In Münster sollte Höffner nicht lange Bischof bleiben. Ende 1968 wurde er Nachfolger des Kölner Erzbischofs Josef Kardinal Frings und im gleichen Jahr von Papst Paul VI. zum Kardinal erhoben. Nach dem plötzlichen Tod von Kardinal Döpfner wählten die deutschen Bischöfe 1976 Höffner zum Vorsitzenden der Bischofskonferenz. Deren Stellungnahmen wurden durch die Handschrift Höffners stark geprägt. Auf der Herbstvollversammlung in Fulda hielt er 1977 die erste seiner großen Grundsatzreferate: „Bischof Kettelers Erbe verpflichtet“. Im Trend zum Versorgungsstaat sah Höffner Eigenverantwortung, Freiheit und Selbstständigkeit bedroht. In Anlehnung an Ketteler sagt er: „Ein Staat, der keine sittlichen Grundwerte anerkennen, sondern sich mit einer irgendwie funktionierenden äußeren Ordnung begnügen wollte, würde zerfallen. Recht und zeitübergreifende Sittlichkeit lassen sich nicht voneinander trennen. Vielfalt ist nur im Rahmen eines Ordnungsgefüges möglich, aber „das Grundgesetz ist kein Wechselrahmen mit einem der jeweiligen öffentlichen Meinung angepassten Inhalt. Vielfalt als solche besitzt keine integrierende Kraft. Ein totaler Pluralismus würde sich zerstörerisch auswirken.“

Im achten Lebensjahrzehnt nahm sein Wirken eine weltkirchliche Dimension an. Schon die Wahl Karol Wojtylas zum Papst ließ seinen großen Einfluss erkennen. Der frühere Erzbischof von Krakau war ihm durch viele Begegnungen vertraut, in denen es um die Versöhnung Deutschlands mit den Polen ging. Johannes Paul II. fand in Höffner einen verlässlichen Ratgeber.
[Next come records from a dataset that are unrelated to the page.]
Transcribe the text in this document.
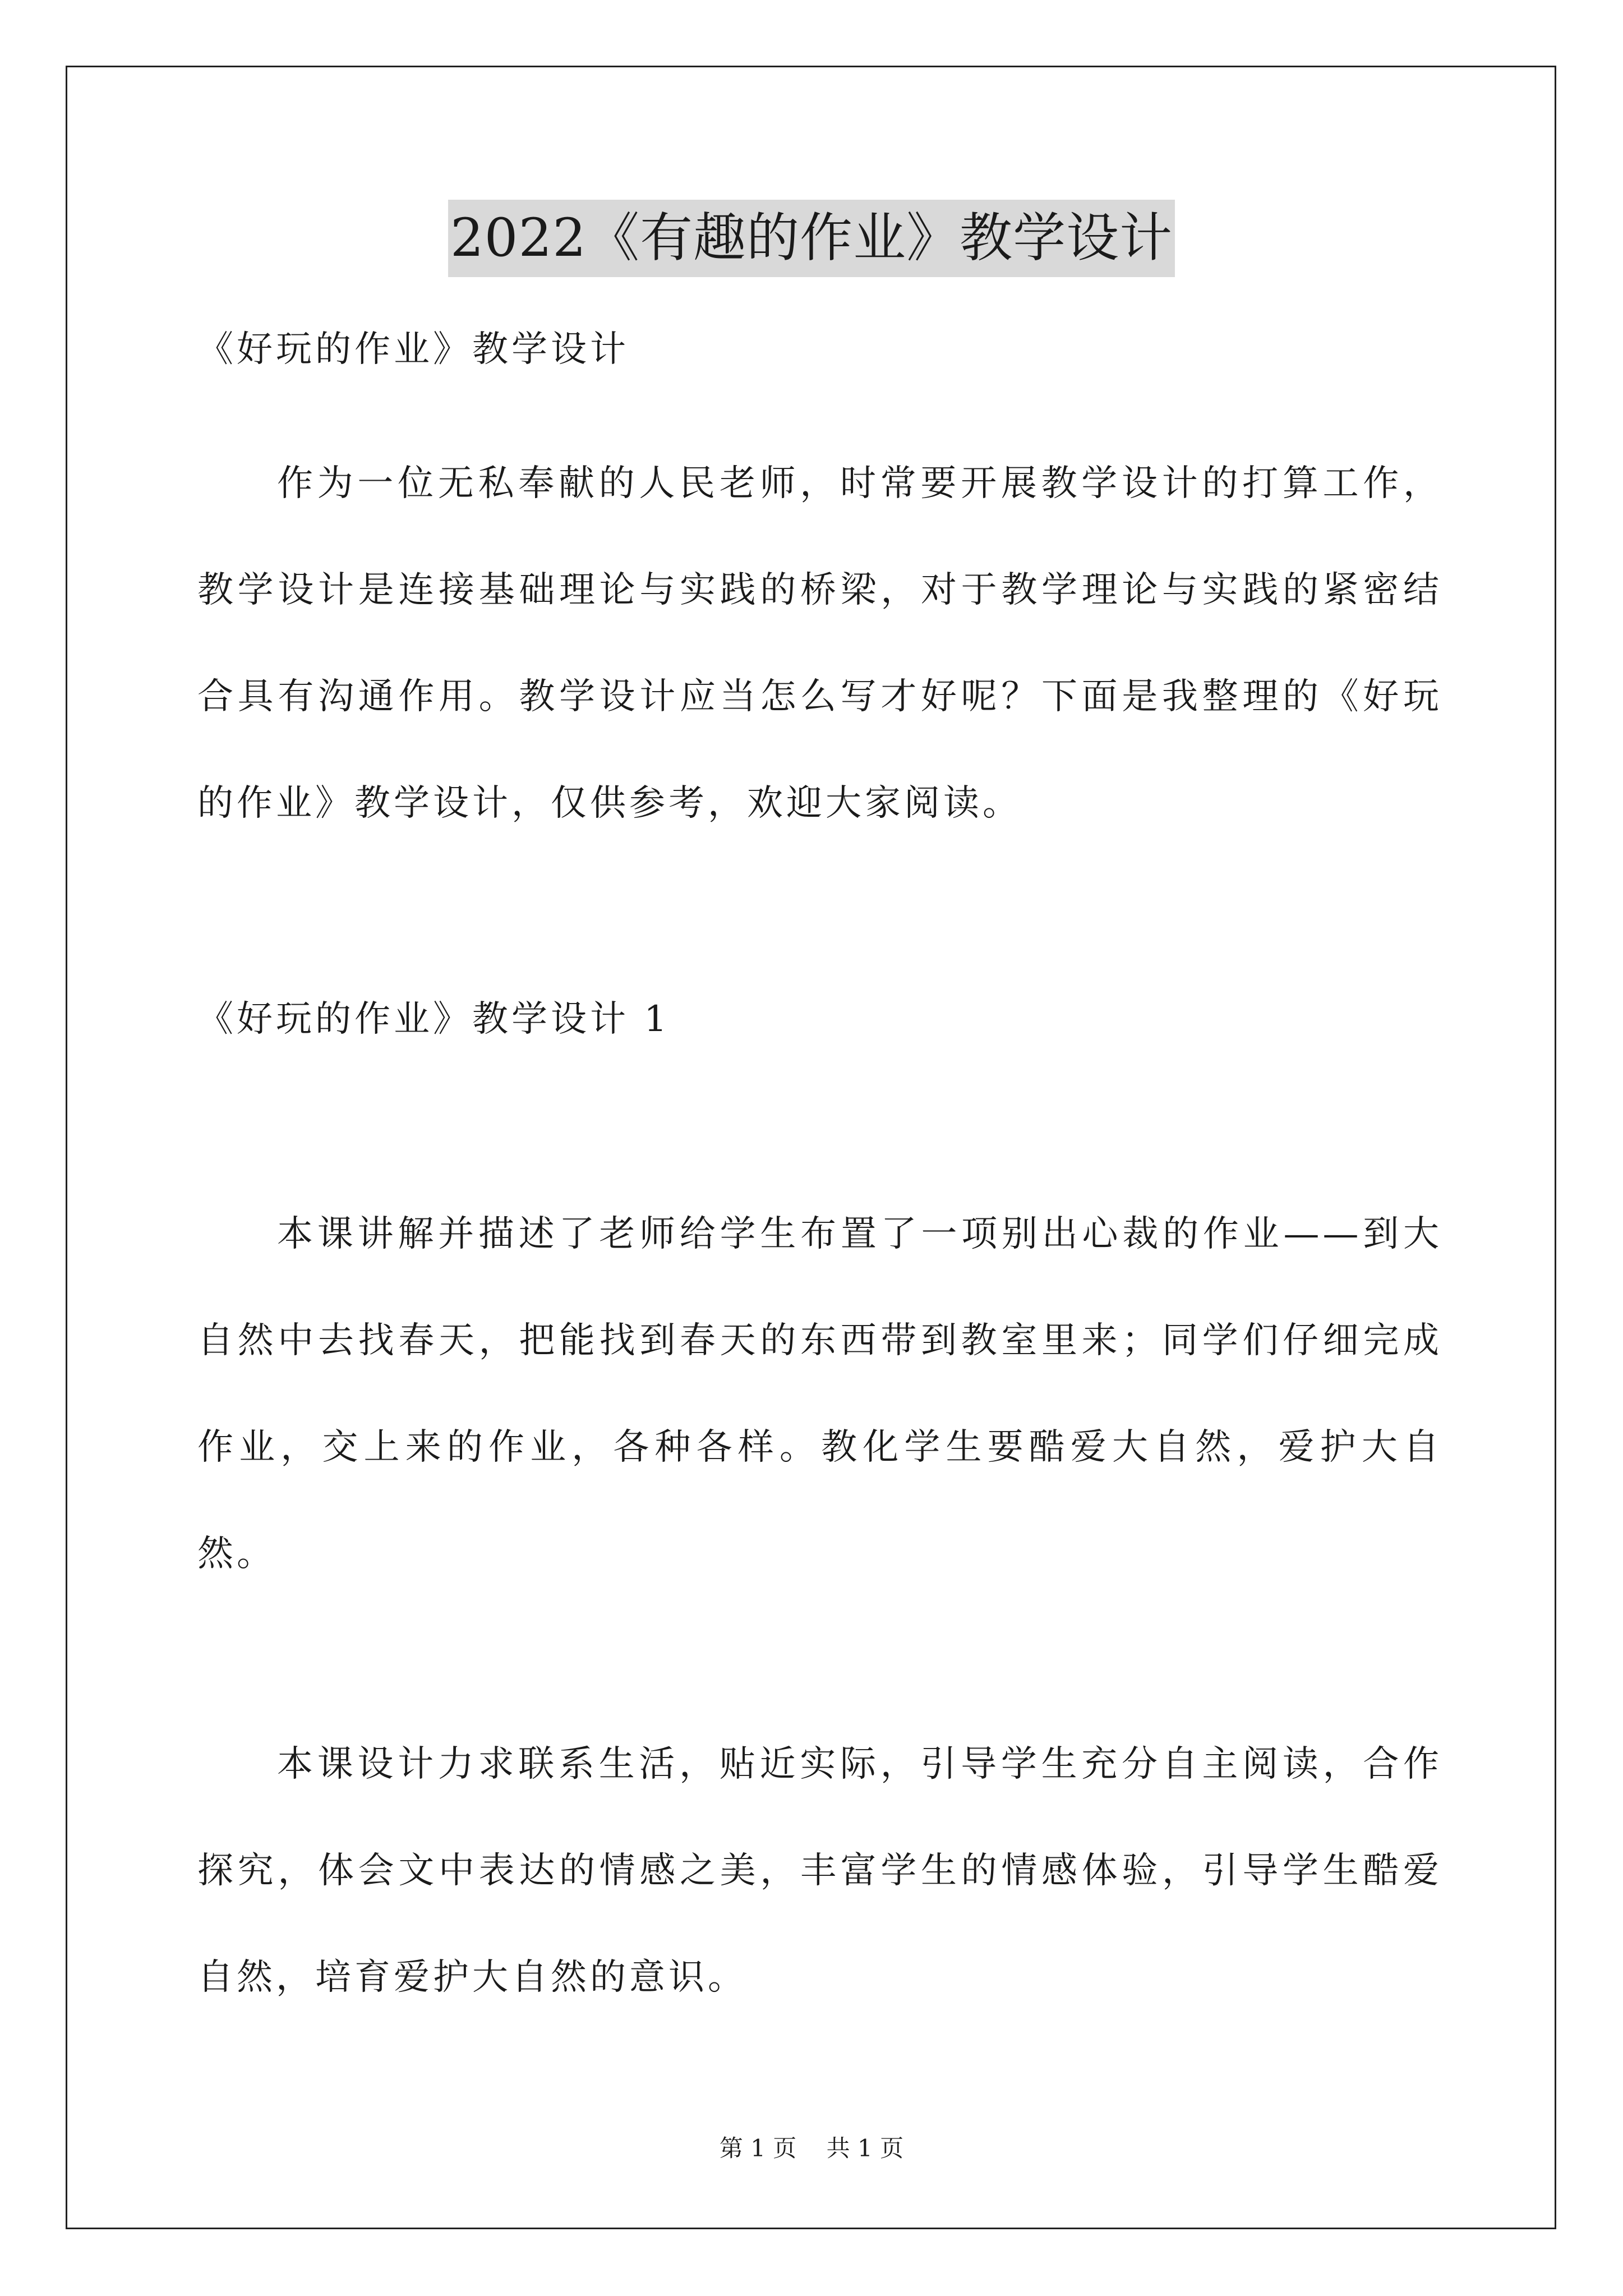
2022《有趣的作业》教学设计
《好玩的作业》教学设计
作为一位无私奉献的人民老师，时常要开展教学设计的打算工作，教学设计是连接基础理论与实践的桥梁，对于教学理论与实践的紧密结合具有沟通作用。教学设计应当怎么写才好呢？下面是我整理的《好玩的作业》教学设计，仅供参考，欢迎大家阅读。
《好玩的作业》教学设计 1
本课讲解并描述了老师给学生布置了一项别出心裁的作业——到大自然中去找春天，把能找到春天的东西带到教室里来；同学们仔细完成作业，交上来的作业，各种各样。教化学生要酷爱大自然，爱护大自然。
本课设计力求联系生活，贴近实际，引导学生充分自主阅读，合作探究，体会文中表达的情感之美，丰富学生的情感体验，引导学生酷爱自然，培育爱护大自然的意识。
第 1 页 共 1 页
Der Kölner Kardinal nahm an fünf römischen Bischofssynoden teil, bereiste im Auftrag des Papstes Länder und Ortskirchen in aller Welt. Weithin galt und gilt er als der Vertreter der katholischen Soziallehre schlechthin.
Am 14. September 1987, dem Tag seines silbernen Bischofsjubiläums, nahm der Papst seinen Amtsverzicht als Erzbischof von Köln an. Am 16. Oktober 1987 starb Joseph Kardinal Höffner. Er wurde im Hohen Dom zu Köln beigesetzt. (Josef Zolk)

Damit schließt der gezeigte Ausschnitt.